Penelope turned to her, jaw agape. "What an ungrateful wretch you are!"

"Not ungrateful. I shall thank your dear parents every day of my life if they can help me find a husband."

"More's the pity we will not find you one before we return to London, for then I could be rid of you the sooner."

"There is no greater gift I could ask from this Christmas season than that! The three kings didn't bear anything half so precious as a husband would be to me." Certainly such a mercenary view wasn't anything out of a fairy tale, princes scaling castle walls to rescue her from the villainous clutches of evil knights, but she had never expected such. A husband was simply someone to whisk her away from her dependence on her family. There needed to be no drama.
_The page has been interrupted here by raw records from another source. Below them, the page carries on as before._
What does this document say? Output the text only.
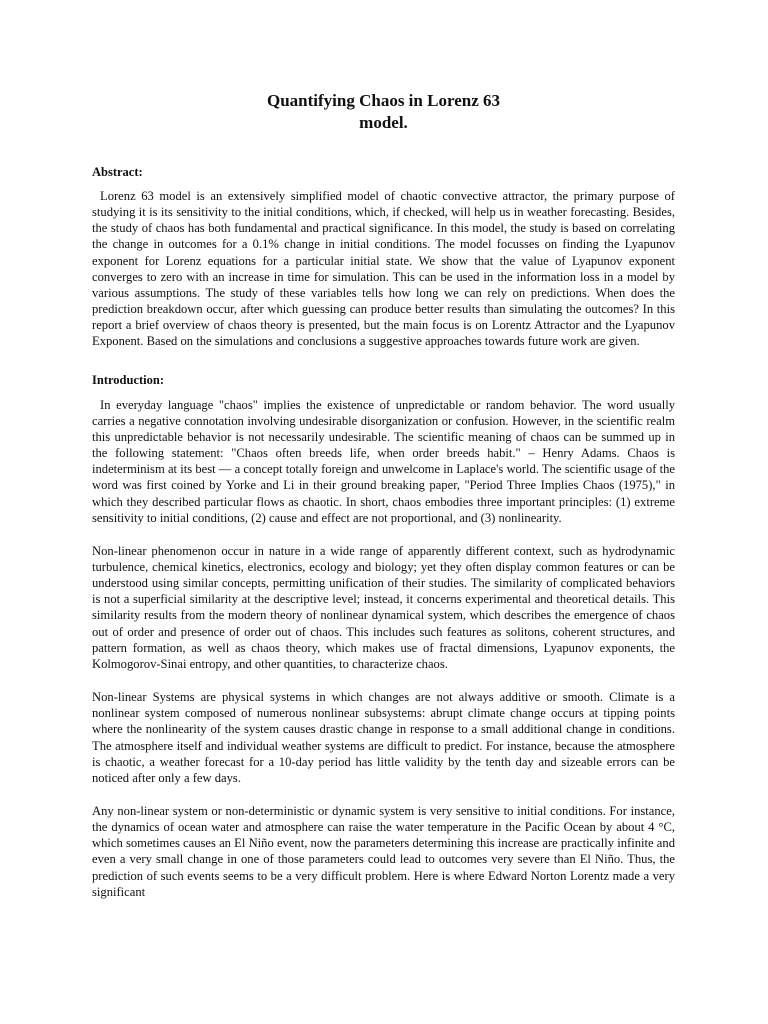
Quantifying Chaos in Lorenz 63
model.
Abstract:

Lorenz 63 model is an extensively simplified model of chaotic convective attractor, the primary purpose of studying it is its sensitivity to the initial conditions, which, if checked, will help us in weather forecasting. Besides, the study of chaos has both fundamental and practical significance. In this model, the study is based on correlating the change in outcomes for a 0.1% change in initial conditions. The model focusses on finding the Lyapunov exponent for Lorenz equations for a particular initial state. We show that the value of Lyapunov exponent converges to zero with an increase in time for simulation. This can be used in the information loss in a model by various assumptions. The study of these variables tells how long we can rely on predictions. When does the prediction breakdown occur, after which guessing can produce better results than simulating the outcomes? In this report a brief overview of chaos theory is presented, but the main focus is on Lorentz Attractor and the Lyapunov Exponent. Based on the simulations and conclusions a suggestive approaches towards future work are given.

Introduction:

In everyday language "chaos" implies the existence of unpredictable or random behavior. The word usually carries a negative connotation involving undesirable disorganization or confusion. However, in the scientific realm this unpredictable behavior is not necessarily undesirable. The scientific meaning of chaos can be summed up in the following statement: "Chaos often breeds life, when order breeds habit." – Henry Adams. Chaos is indeterminism at its best — a concept totally foreign and unwelcome in Laplace's world. The scientific usage of the word was first coined by Yorke and Li in their ground breaking paper, "Period Three Implies Chaos (1975)," in which they described particular flows as chaotic. In short, chaos embodies three important principles: (1) extreme sensitivity to initial conditions, (2) cause and effect are not proportional, and (3) nonlinearity.

Non-linear phenomenon occur in nature in a wide range of apparently different context, such as hydrodynamic turbulence, chemical kinetics, electronics, ecology and biology; yet they often display common features or can be understood using similar concepts, permitting unification of their studies. The similarity of complicated behaviors is not a superficial similarity at the descriptive level; instead, it concerns experimental and theoretical details. This similarity results from the modern theory of nonlinear dynamical system, which describes the emergence of chaos out of order and presence of order out of chaos. This includes such features as solitons, coherent structures, and pattern formation, as well as chaos theory, which makes use of fractal dimensions, Lyapunov exponents, the Kolmogorov-Sinai entropy, and other quantities, to characterize chaos.

Non-linear Systems are physical systems in which changes are not always additive or smooth. Climate is a nonlinear system composed of numerous nonlinear subsystems: abrupt climate change occurs at tipping points where the nonlinearity of the system causes drastic change in response to a small additional change in conditions. The atmosphere itself and individual weather systems are difficult to predict. For instance, because the atmosphere is chaotic, a weather forecast for a 10-day period has little validity by the tenth day and sizeable errors can be noticed after only a few days.

Any non-linear system or non-deterministic or dynamic system is very sensitive to initial conditions. For instance, the dynamics of ocean water and atmosphere can raise the water temperature in the Pacific Ocean by about 4 °C, which sometimes causes an El Niño event, now the parameters determining this increase are practically infinite and even a very small change in one of those parameters could lead to outcomes very severe than El Niño. Thus, the prediction of such events seems to be a very difficult problem. Here is where Edward Norton Lorentz made a very significant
Vivian's green eyes met Penelope's. A moment of consideration stretched between them. Vivian's stomach growled.

"It's not truly possible, is it, to find a husband in such a short time?" Vivian asked.

"I… I'm not sure."

"When does the family return to town?"

"Soon after Epiphany," Penelope said. "The parliamentary session will begin in January this year, and Papa is an MP, so we must go back."

Epiphany was January sixth, the day after Twelfth Night. "It is not much time, less than two weeks. It's not possible." Vivian sighed, her momentary hopes sinking.
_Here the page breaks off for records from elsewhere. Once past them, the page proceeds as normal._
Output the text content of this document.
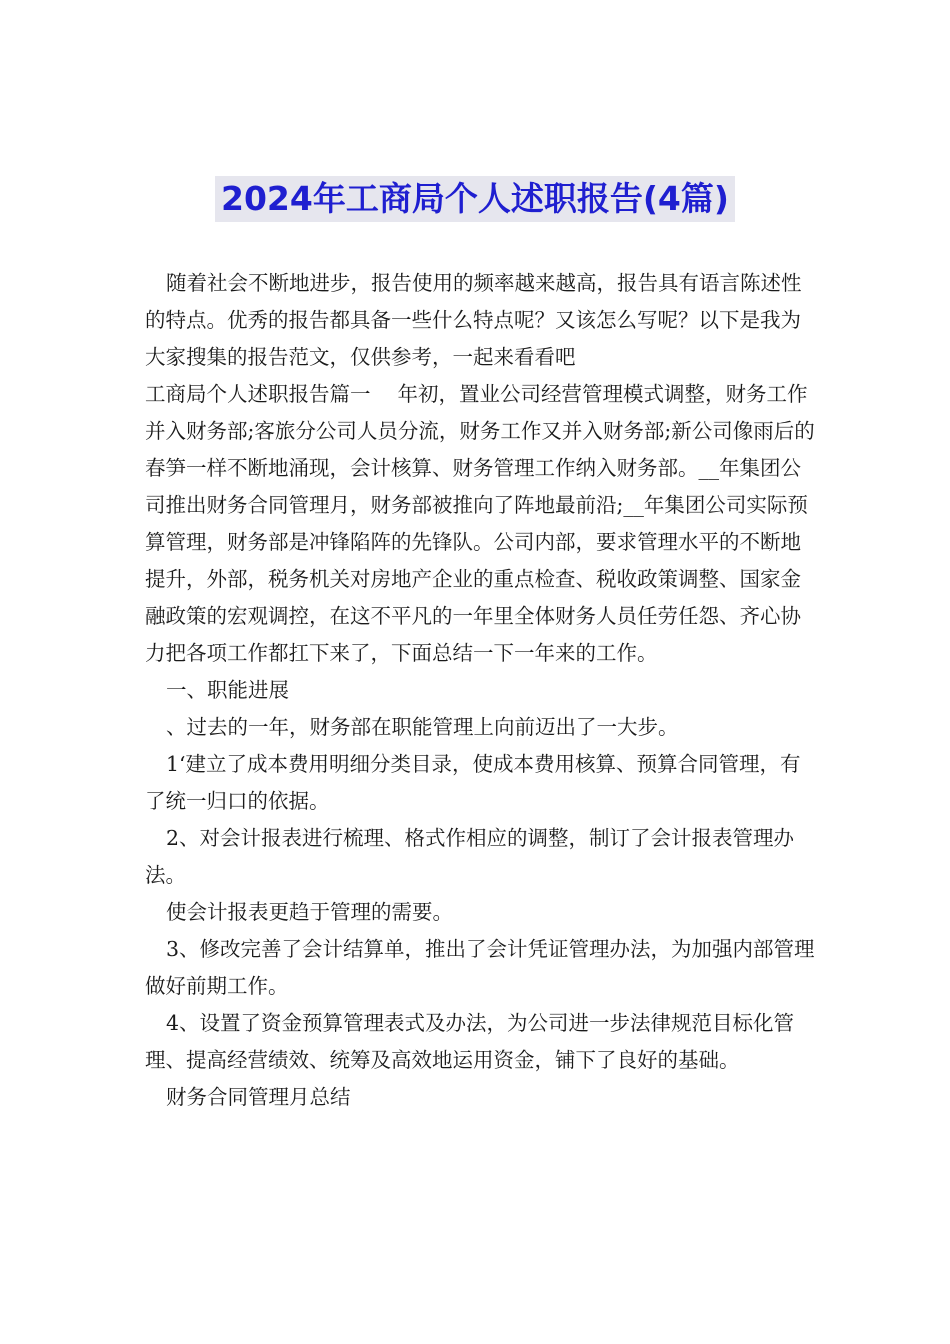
2024年工商局个人述职报告(4篇)

随着社会不断地进步，报告使用的频率越来越高，报告具有语言陈述性的特点。优秀的报告都具备一些什么特点呢？又该怎么写呢？以下是我为大家搜集的报告范文，仅供参考，一起来看看吧

工商局个人述职报告篇一　 年初，置业公司经营管理模式调整，财务工作并入财务部;客旅分公司人员分流，财务工作又并入财务部;新公司像雨后的春笋一样不断地涌现，会计核算、财务管理工作纳入财务部。__年集团公司推出财务合同管理月，财务部被推向了阵地最前沿;__年集团公司实际预算管理，财务部是冲锋陷阵的先锋队。公司内部，要求管理水平的不断地提升，外部，税务机关对房地产企业的重点检查、税收政策调整、国家金融政策的宏观调控，在这不平凡的一年里全体财务人员任劳任怨、齐心协力把各项工作都扛下来了，下面总结一下一年来的工作。

一、职能进展

、过去的一年，财务部在职能管理上向前迈出了一大步。

1‘建立了成本费用明细分类目录，使成本费用核算、预算合同管理，有了统一归口的依据。

2、对会计报表进行梳理、格式作相应的调整，制订了会计报表管理办法。

使会计报表更趋于管理的需要。

3、修改完善了会计结算单，推出了会计凭证管理办法，为加强内部管理做好前期工作。

4、设置了资金预算管理表式及办法，为公司进一步法律规范目标化管理、提高经营绩效、统筹及高效地运用资金，铺下了良好的基础。

财务合同管理月总结
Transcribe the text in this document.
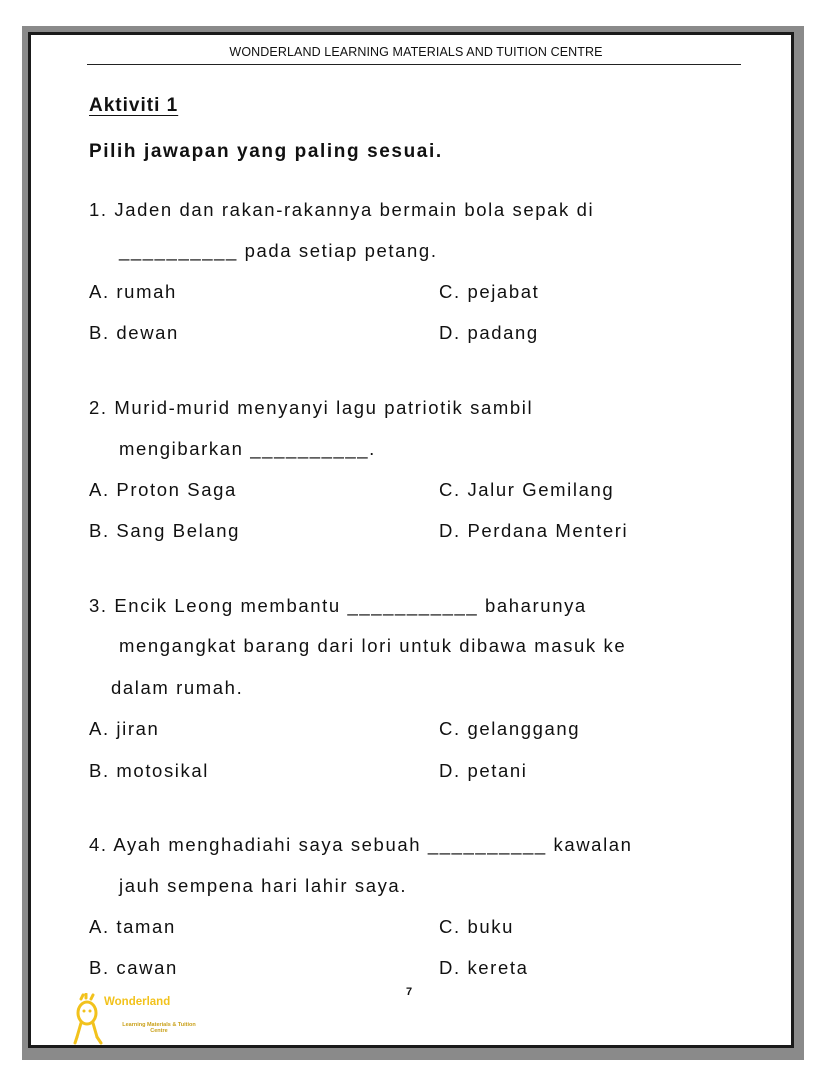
WONDERLAND LEARNING MATERIALS AND TUITION CENTRE
Aktiviti 1
Pilih jawapan yang paling sesuai.
1. Jaden dan rakan-rakannya bermain bola sepak di
__________ pada setiap petang.
A. rumah	C. pejabat
B. dewan	D. padang
2. Murid-murid menyanyi lagu patriotik sambil
mengibarkan __________.
A. Proton Saga	C. Jalur Gemilang
B. Sang Belang	D. Perdana Menteri
3. Encik Leong membantu ___________ baharunya
mengangkat barang dari lori untuk dibawa masuk ke
dalam rumah.
A. jiran	C. gelanggang
B. motosikal	D. petani
4. Ayah menghadiahi saya sebuah __________ kawalan
jauh sempena hari lahir saya.
A. taman	C. buku
B. cawan	D. kereta
7
Wonderland
Learning Materials & Tuition Centre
"No, perhaps it is." Penelope had a pink silk rose in her fingers, which she began to tap against her lower lip as she considered. "Are you particular about whom you marry?"

"I would wed a man forty years my senior who smelled like molding potatoes and had the wit of a particularly stupid rabbit-as long as he had a solid income and could provide me with my own home."
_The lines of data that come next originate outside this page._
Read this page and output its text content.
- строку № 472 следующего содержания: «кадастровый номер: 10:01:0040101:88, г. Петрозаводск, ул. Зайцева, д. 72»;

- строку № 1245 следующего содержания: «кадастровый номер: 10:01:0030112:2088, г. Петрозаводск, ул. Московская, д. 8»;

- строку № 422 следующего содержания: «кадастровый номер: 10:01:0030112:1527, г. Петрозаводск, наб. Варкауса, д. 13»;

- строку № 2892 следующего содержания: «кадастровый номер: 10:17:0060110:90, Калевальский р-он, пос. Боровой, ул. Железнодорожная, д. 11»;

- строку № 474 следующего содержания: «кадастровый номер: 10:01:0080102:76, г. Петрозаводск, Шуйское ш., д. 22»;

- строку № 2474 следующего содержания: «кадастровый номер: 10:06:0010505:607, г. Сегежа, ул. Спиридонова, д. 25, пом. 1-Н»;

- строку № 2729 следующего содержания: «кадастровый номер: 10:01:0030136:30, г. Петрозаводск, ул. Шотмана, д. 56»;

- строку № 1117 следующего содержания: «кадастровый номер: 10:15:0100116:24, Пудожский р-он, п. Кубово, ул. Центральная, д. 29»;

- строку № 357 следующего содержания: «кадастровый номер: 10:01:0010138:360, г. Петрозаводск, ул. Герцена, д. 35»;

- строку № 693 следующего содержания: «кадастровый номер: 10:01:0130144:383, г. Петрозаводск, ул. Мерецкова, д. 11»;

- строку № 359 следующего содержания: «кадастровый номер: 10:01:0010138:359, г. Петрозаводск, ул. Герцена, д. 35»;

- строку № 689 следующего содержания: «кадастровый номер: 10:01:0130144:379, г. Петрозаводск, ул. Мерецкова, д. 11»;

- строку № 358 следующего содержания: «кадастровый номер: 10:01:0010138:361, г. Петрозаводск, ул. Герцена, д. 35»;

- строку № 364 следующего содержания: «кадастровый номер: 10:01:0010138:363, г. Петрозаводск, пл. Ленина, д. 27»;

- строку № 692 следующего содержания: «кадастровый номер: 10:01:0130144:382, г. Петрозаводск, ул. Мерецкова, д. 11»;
"You are desperate, aren't you? You have no dowry, and no income of your own. You are past the better part of your youth. You might have to make do with such a one."

"I expect little better." And truly she did not. The only things that saved her from joining the ranks of governesses were that her education was insufficient to qualify her, and that most of her relatives would rather have her as a spinster gentlewoman they had to support than as a spinster with an occupation.

They would rather as well keep her a poor relation than to see her marry below her level, ending up with a man in trade whom they would then have to claim as a relation. Gentry was all that was acceptable, as well as all that was beyond her, given her lack of an inheritance. And what chance had she to go against their wishes and find herself a blacksmith or a carpenter with whom she might make a ruder home? None.

A woman of her age and station, of her poverty and genteel connections, was subject to the tyranny of her relations. They held her welfare within their purses, tied tight with a drawstring cord, and her only escape was marriage.

It was only the average prettiness of her face she could sell, and the youth of a body that could still bear children. It was old men who were forever the most eager buyers of those commodities.

Who said she wasn't in trade, like the lowest grocer or fishmonger? She would do what she had to to sell herself before she went rotten.